5) In terms of book value, Apple’s shares are actually more expensive than Google or Microsoft.

While they do look attractive from an earnings and cash flow standpoint, shares of Apple Inc (NASDAQ:AAPL) are actually overvalued when using the price-to-book ratio. With a P/B of 5.6X, this metric indicates that the company is trading at a 10% premium to the computer systems industry’s average (5.1X). This overvaluation is stretched even further when looking at competitors like Google Inc (NASDAQ:GOOG), Microsoft Corporation (NASDAQ:MSFT), and Hewlett-Packard Company (NYSE:HPQ), which all trade at book multiples below 4. It’s notable that Apple’s current book valuation is the highest it has been since June of 2008, when shares traded at 7.5 times net assets. In the fifteen months following this peak, shares of Apple Inc (NASDAQ:AAPL) remained flat.

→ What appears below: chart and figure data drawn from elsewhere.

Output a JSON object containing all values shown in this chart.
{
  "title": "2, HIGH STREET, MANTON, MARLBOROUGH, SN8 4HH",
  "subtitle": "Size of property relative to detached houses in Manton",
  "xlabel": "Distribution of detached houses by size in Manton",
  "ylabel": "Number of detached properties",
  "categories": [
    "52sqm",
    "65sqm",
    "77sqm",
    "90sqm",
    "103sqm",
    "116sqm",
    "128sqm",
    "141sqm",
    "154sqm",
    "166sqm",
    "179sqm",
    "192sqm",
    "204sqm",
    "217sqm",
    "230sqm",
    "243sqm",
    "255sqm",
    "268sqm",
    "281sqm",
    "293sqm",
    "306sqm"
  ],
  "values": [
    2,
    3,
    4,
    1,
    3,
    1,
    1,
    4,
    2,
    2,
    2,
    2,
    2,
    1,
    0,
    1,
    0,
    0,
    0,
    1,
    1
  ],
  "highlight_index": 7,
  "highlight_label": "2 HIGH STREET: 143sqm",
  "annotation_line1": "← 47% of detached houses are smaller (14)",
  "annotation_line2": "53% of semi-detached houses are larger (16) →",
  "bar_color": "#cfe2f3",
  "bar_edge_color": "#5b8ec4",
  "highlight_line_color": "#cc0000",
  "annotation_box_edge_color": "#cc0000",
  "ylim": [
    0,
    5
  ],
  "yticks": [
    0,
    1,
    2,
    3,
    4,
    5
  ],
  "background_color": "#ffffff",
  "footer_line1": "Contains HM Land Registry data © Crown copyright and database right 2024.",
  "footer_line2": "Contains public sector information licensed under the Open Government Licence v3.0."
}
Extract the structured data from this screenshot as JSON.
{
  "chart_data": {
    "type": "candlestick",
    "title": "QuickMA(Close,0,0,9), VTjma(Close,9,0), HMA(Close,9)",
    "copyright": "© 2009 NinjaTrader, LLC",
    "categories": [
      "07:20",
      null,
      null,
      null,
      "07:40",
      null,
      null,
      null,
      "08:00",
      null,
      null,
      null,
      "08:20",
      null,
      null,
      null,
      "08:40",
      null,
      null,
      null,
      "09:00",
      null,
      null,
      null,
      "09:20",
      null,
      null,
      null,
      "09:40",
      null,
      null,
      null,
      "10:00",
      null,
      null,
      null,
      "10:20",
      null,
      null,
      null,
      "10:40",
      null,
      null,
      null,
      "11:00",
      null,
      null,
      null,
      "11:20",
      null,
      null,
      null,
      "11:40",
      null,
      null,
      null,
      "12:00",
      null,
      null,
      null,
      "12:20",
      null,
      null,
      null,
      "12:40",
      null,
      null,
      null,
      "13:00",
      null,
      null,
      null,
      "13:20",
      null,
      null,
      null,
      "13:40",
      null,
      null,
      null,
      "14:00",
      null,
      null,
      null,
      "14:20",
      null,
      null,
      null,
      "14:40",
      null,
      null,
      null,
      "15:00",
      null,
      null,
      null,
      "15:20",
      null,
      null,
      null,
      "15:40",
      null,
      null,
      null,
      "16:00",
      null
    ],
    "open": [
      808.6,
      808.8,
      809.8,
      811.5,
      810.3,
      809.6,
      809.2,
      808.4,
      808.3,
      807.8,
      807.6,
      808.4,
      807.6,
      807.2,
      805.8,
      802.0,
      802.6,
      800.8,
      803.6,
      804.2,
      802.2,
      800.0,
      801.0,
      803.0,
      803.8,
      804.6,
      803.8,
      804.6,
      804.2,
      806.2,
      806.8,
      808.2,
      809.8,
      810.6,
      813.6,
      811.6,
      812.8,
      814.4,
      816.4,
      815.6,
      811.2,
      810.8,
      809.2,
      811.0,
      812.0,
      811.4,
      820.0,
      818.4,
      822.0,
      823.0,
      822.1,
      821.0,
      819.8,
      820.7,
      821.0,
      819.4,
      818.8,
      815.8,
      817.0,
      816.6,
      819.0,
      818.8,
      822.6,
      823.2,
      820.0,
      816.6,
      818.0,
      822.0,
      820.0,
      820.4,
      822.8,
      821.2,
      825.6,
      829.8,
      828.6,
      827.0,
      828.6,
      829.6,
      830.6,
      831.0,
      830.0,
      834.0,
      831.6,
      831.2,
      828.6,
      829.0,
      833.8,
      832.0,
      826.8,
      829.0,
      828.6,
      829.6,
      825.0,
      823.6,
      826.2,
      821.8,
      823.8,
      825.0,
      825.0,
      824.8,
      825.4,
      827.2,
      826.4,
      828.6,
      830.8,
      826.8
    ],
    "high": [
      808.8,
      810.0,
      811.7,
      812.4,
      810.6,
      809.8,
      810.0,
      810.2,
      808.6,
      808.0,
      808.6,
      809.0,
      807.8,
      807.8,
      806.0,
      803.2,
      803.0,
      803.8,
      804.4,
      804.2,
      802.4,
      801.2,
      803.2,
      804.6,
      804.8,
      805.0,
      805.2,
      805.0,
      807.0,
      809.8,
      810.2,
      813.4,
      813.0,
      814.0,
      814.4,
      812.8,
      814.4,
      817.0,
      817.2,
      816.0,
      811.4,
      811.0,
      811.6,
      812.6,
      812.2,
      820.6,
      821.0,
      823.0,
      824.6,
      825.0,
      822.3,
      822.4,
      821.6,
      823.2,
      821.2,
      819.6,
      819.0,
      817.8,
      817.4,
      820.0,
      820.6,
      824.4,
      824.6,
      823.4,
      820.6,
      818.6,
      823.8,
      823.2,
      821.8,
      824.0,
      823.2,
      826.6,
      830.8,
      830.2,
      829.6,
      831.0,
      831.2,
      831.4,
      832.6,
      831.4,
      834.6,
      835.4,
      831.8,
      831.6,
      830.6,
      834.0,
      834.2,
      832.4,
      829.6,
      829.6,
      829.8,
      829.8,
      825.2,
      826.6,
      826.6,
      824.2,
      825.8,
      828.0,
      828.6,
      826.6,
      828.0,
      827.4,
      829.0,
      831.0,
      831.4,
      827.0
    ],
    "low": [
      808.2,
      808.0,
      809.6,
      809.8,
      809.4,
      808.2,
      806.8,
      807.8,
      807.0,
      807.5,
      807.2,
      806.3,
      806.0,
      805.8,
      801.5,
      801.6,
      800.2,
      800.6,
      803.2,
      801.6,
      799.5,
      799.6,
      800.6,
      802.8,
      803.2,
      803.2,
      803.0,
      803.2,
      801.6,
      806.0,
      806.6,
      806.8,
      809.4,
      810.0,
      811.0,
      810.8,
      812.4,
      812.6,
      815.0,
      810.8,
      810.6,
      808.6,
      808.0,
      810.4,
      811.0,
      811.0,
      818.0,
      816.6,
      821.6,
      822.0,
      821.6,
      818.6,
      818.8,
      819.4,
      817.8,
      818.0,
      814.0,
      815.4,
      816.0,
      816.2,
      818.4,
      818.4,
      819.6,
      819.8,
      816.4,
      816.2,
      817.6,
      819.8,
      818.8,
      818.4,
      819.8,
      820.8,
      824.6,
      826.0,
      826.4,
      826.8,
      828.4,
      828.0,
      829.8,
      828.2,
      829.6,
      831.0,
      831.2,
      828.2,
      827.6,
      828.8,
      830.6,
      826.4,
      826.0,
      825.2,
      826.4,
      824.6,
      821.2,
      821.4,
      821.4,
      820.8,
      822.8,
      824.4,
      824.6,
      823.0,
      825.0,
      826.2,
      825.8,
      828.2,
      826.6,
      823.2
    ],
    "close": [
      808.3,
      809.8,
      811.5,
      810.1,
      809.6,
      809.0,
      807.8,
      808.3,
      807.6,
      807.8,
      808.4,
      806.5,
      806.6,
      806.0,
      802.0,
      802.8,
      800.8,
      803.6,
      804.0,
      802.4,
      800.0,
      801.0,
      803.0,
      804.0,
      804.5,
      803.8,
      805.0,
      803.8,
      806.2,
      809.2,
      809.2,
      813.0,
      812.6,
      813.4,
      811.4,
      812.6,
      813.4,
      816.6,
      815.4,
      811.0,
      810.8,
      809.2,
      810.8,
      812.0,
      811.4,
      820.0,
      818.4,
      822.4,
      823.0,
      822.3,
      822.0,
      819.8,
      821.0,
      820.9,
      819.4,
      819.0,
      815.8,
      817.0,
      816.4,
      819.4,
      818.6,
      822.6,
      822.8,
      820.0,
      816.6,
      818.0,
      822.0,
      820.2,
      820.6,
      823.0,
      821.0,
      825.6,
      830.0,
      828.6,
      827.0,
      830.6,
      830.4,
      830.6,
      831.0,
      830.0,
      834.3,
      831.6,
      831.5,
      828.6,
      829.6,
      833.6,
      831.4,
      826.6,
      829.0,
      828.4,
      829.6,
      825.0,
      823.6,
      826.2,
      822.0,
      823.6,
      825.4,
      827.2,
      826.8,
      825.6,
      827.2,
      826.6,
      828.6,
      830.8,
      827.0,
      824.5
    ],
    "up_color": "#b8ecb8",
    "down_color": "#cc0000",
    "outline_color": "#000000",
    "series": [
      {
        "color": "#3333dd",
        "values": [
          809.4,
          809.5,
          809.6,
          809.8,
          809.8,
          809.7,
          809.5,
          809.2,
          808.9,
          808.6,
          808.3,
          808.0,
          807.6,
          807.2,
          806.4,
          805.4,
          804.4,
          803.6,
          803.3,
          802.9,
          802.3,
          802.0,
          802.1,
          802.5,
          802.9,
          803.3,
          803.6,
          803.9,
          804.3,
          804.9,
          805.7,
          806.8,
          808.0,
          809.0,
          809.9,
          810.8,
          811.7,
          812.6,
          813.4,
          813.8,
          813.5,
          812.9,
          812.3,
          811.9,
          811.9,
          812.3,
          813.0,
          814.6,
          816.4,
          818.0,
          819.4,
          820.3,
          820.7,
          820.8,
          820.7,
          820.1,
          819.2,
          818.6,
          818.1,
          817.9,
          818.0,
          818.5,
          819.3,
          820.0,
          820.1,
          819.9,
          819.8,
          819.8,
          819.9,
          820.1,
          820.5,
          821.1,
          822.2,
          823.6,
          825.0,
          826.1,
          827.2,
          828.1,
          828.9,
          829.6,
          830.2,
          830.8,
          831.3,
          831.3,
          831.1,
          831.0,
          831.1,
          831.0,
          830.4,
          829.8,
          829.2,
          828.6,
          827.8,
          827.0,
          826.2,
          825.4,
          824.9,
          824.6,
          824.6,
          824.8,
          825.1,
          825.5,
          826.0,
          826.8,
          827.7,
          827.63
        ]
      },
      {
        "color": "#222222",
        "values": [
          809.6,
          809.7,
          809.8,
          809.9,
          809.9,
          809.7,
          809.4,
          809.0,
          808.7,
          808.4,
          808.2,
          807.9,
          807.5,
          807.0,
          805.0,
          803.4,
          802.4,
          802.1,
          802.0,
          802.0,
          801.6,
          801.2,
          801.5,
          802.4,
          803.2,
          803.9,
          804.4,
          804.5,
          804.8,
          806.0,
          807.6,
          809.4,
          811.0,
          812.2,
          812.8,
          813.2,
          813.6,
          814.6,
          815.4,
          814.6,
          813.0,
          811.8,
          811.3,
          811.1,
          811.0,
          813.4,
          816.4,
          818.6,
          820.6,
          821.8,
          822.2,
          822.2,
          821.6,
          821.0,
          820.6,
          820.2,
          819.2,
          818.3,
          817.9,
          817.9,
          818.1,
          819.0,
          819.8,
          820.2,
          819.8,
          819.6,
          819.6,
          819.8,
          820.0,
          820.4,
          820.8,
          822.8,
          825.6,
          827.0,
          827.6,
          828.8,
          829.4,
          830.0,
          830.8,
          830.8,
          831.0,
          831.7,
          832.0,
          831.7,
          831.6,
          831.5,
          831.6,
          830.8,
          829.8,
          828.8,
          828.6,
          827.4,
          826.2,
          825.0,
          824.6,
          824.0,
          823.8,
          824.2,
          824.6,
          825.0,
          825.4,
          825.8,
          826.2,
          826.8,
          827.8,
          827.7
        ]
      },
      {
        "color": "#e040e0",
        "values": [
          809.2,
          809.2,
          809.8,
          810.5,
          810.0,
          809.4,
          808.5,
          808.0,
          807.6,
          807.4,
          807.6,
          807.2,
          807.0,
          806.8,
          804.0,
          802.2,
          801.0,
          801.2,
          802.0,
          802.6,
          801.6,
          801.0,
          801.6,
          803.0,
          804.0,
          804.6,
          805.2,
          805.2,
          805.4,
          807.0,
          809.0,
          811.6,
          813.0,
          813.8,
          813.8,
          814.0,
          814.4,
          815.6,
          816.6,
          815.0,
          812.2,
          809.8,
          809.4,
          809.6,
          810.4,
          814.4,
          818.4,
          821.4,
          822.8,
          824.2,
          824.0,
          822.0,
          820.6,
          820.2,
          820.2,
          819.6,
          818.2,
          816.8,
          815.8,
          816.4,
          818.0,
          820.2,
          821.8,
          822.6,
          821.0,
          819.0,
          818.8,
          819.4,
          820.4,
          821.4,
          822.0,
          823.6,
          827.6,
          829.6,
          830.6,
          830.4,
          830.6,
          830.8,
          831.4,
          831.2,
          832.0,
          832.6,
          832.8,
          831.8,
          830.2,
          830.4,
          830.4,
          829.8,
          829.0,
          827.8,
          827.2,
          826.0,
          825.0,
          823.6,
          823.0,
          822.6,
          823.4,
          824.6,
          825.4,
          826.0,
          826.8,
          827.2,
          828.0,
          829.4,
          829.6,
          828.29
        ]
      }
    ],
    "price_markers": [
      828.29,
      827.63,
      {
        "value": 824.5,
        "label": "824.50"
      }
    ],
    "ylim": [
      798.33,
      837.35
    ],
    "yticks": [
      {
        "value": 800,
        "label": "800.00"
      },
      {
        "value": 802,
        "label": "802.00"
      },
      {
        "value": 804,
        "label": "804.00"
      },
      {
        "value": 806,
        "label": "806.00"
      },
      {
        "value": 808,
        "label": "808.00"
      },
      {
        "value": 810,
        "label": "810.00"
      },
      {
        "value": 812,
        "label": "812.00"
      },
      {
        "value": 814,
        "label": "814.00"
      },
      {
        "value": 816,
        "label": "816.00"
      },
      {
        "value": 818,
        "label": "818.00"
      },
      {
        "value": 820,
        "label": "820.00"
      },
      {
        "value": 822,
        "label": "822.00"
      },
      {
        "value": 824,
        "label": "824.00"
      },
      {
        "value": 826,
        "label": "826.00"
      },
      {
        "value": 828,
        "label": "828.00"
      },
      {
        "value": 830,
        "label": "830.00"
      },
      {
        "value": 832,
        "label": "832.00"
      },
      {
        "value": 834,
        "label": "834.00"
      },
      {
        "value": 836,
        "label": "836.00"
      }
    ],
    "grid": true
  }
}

What does the hedge fund industry think?

Finally, it’s worth mentioning the hedge fund industry’s interest in Apple Inc (NASDAQ:AAPL). As discussed in our list of “5 stocks billionaires are crazy about,” Apple is the most popular stock among the richest fund managers. Over 40% of the billionaires we track had positions in the company at the end of June. Interestingly, the stock’s popularity amongst the world’s most successful money managers has not stopped bears like Philippe Jabre’s Jabre Capital Partners from buying a massive amount of put options over this same time. Other Apple contrarians include Ray Dalio (see Dalio’s full 13F portfolio here) and Bain Capital’s Brookside Capital, who have closed out their positions in the stock over the past year. Here’s a full look at hedge funds’ interest in Apple.

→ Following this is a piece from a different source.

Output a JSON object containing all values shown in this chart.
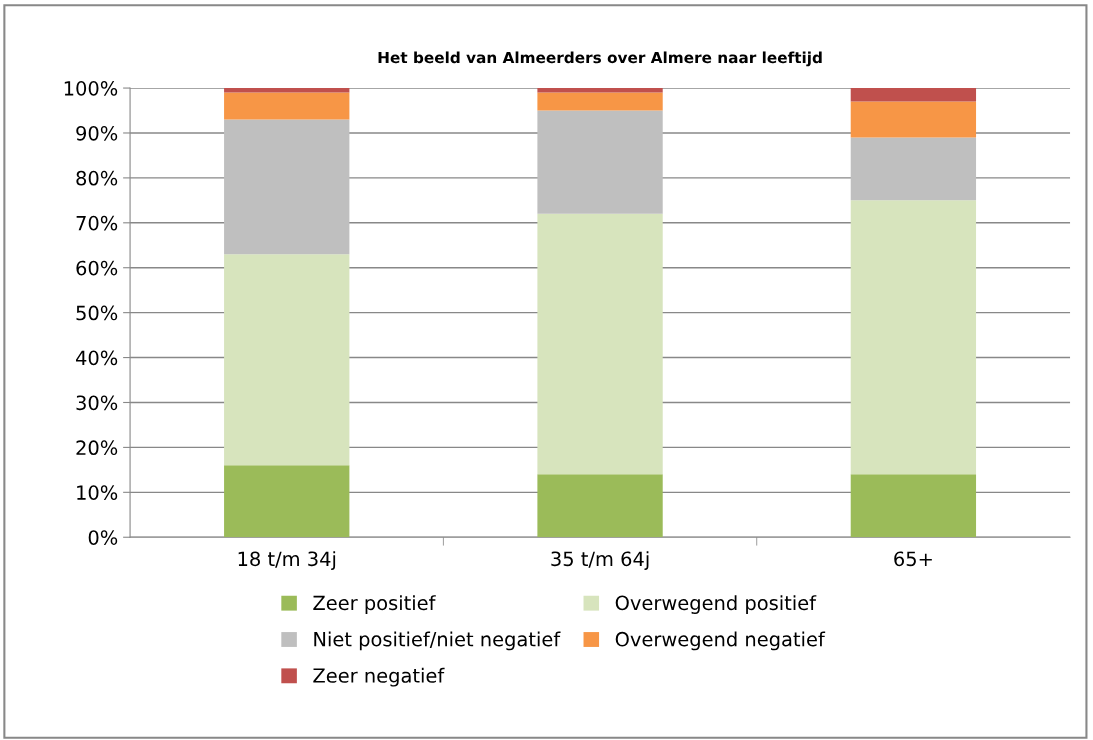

In short, we’re not recommending that any investor holding shares of Apple Inc (NASDAQ:AAPL) should dump them, but they should at least ask themselves this question: is the company on the same path to prosperity that it was when Steve Jobs was CEO? If the answer to that question is “no,” then it may be useful to at least temper expectations over the long run. In the race to a market capitalization of $1 trillion, there may be better options to look into.

Disclosure: No positions in Apple Inc (NASDAQ:AAPL) or any other stock mentioned in the article.